— Я магазинчик-то продал, — доверительно признался Чешуйников, придвигая к Маю поднос. — Думаю на вырученные деньги гробовую лавку купить, в смысле ритуальных принадлежностей.
— Предусмотрительно, — похвалил Мандрыгин, по примеру Мая схватив форель.
— Мудро, — поддакнул Май, хрустя рыбой, как бездомный кот.
— Да, мы все на пороге вечности. И что в этом контексте может быть лучше, чем гробовая лавка, — продолжил Мандрыгин. — Верно, Маюша?
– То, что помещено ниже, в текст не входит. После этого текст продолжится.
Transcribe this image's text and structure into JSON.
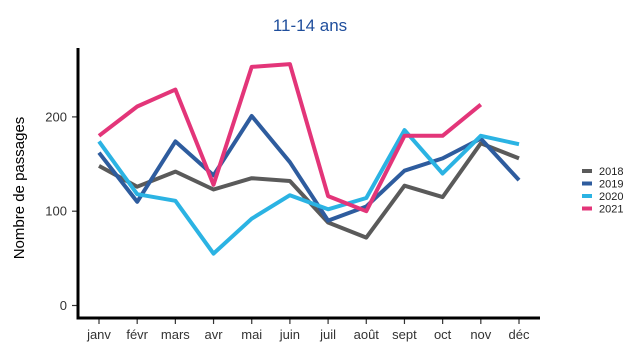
{
  "chart_data": {
    "type": "line",
    "title": "11-14 ans",
    "xlabel": "",
    "ylabel": "Nombre de passages",
    "categories": [
      "janv",
      "févr",
      "mars",
      "avr",
      "mai",
      "juin",
      "juil",
      "août",
      "sept",
      "oct",
      "nov",
      "déc"
    ],
    "ylim": [
      0,
      270
    ],
    "yticks": [
      0,
      100,
      200
    ],
    "grid": false,
    "legend_position": "right",
    "series": [
      {
        "name": "2018",
        "color": "#5a5a5a",
        "values": [
          148,
          126,
          142,
          123,
          135,
          132,
          88,
          72,
          127,
          115,
          172,
          156
        ]
      },
      {
        "name": "2019",
        "color": "#2e5c9e",
        "values": [
          162,
          110,
          174,
          138,
          201,
          152,
          90,
          105,
          143,
          156,
          177,
          133
        ]
      },
      {
        "name": "2020",
        "color": "#2bb3e3",
        "values": [
          174,
          118,
          111,
          55,
          92,
          117,
          102,
          114,
          186,
          140,
          180,
          171
        ]
      },
      {
        "name": "2021",
        "color": "#e33579",
        "values": [
          180,
          211,
          229,
          128,
          253,
          256,
          116,
          100,
          180,
          180,
          213,
          null
        ]
      }
    ]
  }
}
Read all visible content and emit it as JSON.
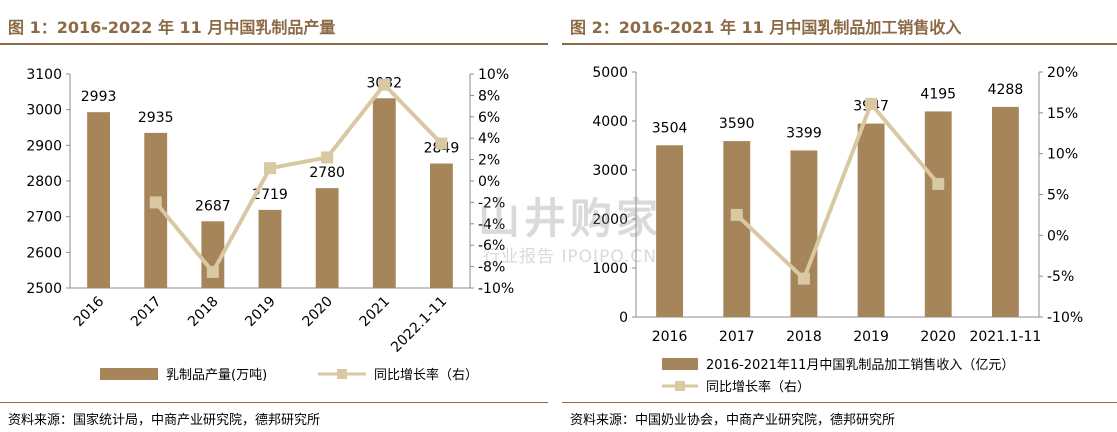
{
  "figures": [
    {
      "title": "图 1：2016-2022 年 11 月中国乳制品产量",
      "source": "资料来源：国家统计局，中商产业研究院，德邦研究所"
    },
    {
      "title": "图 2：2016-2021 年 11 月中国乳制品加工销售收入",
      "source": "资料来源：中国奶业协会，中商产业研究院，德邦研究所"
    }
  ],
  "watermark": {
    "main": "山井购家",
    "sub": "行业报告 IPOIPO.CN"
  },
  "colors": {
    "bar": "#a58559",
    "line": "#d9c9a3",
    "text": "#000000",
    "accent": "#8c6a46",
    "axis": "#8c8c8c"
  },
  "chart_data": [
    {
      "type": "bar",
      "categories": [
        "2016",
        "2017",
        "2018",
        "2019",
        "2020",
        "2021",
        "2022.1-11"
      ],
      "series": [
        {
          "name": "乳制品产量(万吨)",
          "axis": "left",
          "type": "bar",
          "values": [
            2993,
            2935,
            2687,
            2719,
            2780,
            3032,
            2849
          ]
        },
        {
          "name": "同比增长率（右）",
          "axis": "right",
          "type": "line",
          "values": [
            null,
            -2.0,
            -8.5,
            1.2,
            2.2,
            9.0,
            3.5
          ]
        }
      ],
      "data_labels": [
        "2993",
        "2935",
        "2687",
        "2719",
        "2780",
        "3032",
        "2849"
      ],
      "ylim": [
        2500,
        3100
      ],
      "yticks": [
        "2500",
        "2600",
        "2700",
        "2800",
        "2900",
        "3000",
        "3100"
      ],
      "y2lim": [
        -10,
        10
      ],
      "y2ticks": [
        "-10%",
        "-8%",
        "-6%",
        "-4%",
        "-2%",
        "0%",
        "2%",
        "4%",
        "6%",
        "8%",
        "10%"
      ],
      "legend_position": "bottom",
      "grid": false
    },
    {
      "type": "bar",
      "categories": [
        "2016",
        "2017",
        "2018",
        "2019",
        "2020",
        "2021.1-11"
      ],
      "series": [
        {
          "name": "2016-2021年11月中国乳制品加工销售收入（亿元）",
          "axis": "left",
          "type": "bar",
          "values": [
            3504,
            3590,
            3399,
            3947,
            4195,
            4288
          ]
        },
        {
          "name": "同比增长率（右）",
          "axis": "right",
          "type": "line",
          "values": [
            null,
            2.5,
            -5.3,
            16.1,
            6.3,
            null
          ]
        }
      ],
      "data_labels": [
        "3504",
        "3590",
        "3399",
        "3947",
        "4195",
        "4288"
      ],
      "ylim": [
        0,
        5000
      ],
      "yticks": [
        "0",
        "1000",
        "2000",
        "3000",
        "4000",
        "5000"
      ],
      "y2lim": [
        -10,
        20
      ],
      "y2ticks": [
        "-10%",
        "-5%",
        "0%",
        "5%",
        "10%",
        "15%",
        "20%"
      ],
      "legend_position": "bottom",
      "grid": false
    }
  ]
}
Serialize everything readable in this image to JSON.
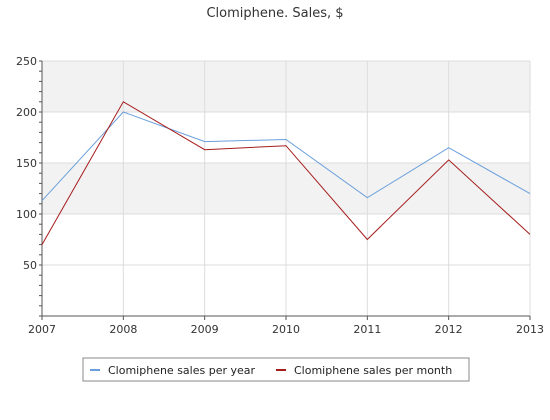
{
  "chart_data": {
    "type": "line",
    "title": "Clomiphene. Sales, $",
    "xlabel": "",
    "ylabel": "",
    "categories": [
      "2007",
      "2008",
      "2009",
      "2010",
      "2011",
      "2012",
      "2013"
    ],
    "ylim": [
      0,
      250
    ],
    "yticks": [
      "50",
      "100",
      "150",
      "200",
      "250"
    ],
    "grid": true,
    "legend_position": "bottom-center",
    "series": [
      {
        "name": "Clomiphene sales per year",
        "color": "#6a9fdb",
        "values": [
          113,
          200,
          171,
          173,
          116,
          165,
          120
        ]
      },
      {
        "name": "Clomiphene sales per month",
        "color": "#a51c1c",
        "values": [
          70,
          210,
          163,
          167,
          75,
          153,
          80
        ]
      }
    ]
  }
}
Май невнятно рассмеялся в ответ. Чешуйников его забавлял: глазки, ногти и зубки официанта были, казалось, сделаны из одного твердого, непрозрачного материала, вроде пластмассы. «Отчего мне так весело?» — подумал насытившийся Май и растянулся на ковре, задев ногой поваленную кадку. Впервые за много лет он почувствовал прелесть безопасного, дурашливого бытия. И Маю жадно захотелось остаться здесь, в этом здании, навсегда — ползать на четвереньках, дружить с Чешуйниковым, носить костюм запорожца, есть жареную форель под бильярдным столом и когда-нибудь умереть — мгновенно, безболезненно, весело под музыку Минкуса, свист и крики пирующей толпы…
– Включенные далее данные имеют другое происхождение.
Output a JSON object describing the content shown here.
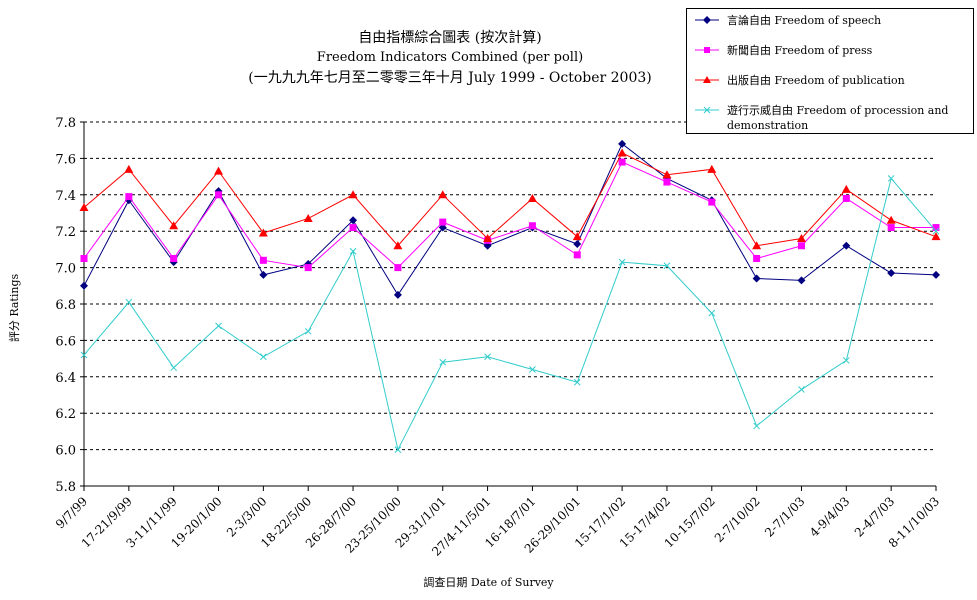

— Кре-е-ест! Кре-е-ест! — бесновался снаружи Веревкин. — Кто прикарманит, считай — труп! Язык вы-ырву-у! Руки сломаю-ю! У-у, га-а-ды-ы!..
— Этот Веревкин похож на… Савла, — лениво съязвил Май, обращаясь к официанту. — Вы помните, как написано в Библии? «Савл же, дыша угрозами и убийством…»
— Да ты циник, Май, — сыто укорил друга артист за дерзкое сравнение и поспешил успокоить официанта, который вновь опасливо придвинул к себе поднос, впрочем, уже пустой: — Не дрейфь, Чешуйников. Стажер у меня хоть и с прибабахом, но дрессированный. Не кусается.
Тут сотрапезники увидели босоногую даму в странном платье наподобие кухонного фартука из розовой парчи. Дама нетвердо ползла мимо стола, с брезгливым усилием отталкивая встречавшиеся на пути бильярдные шары.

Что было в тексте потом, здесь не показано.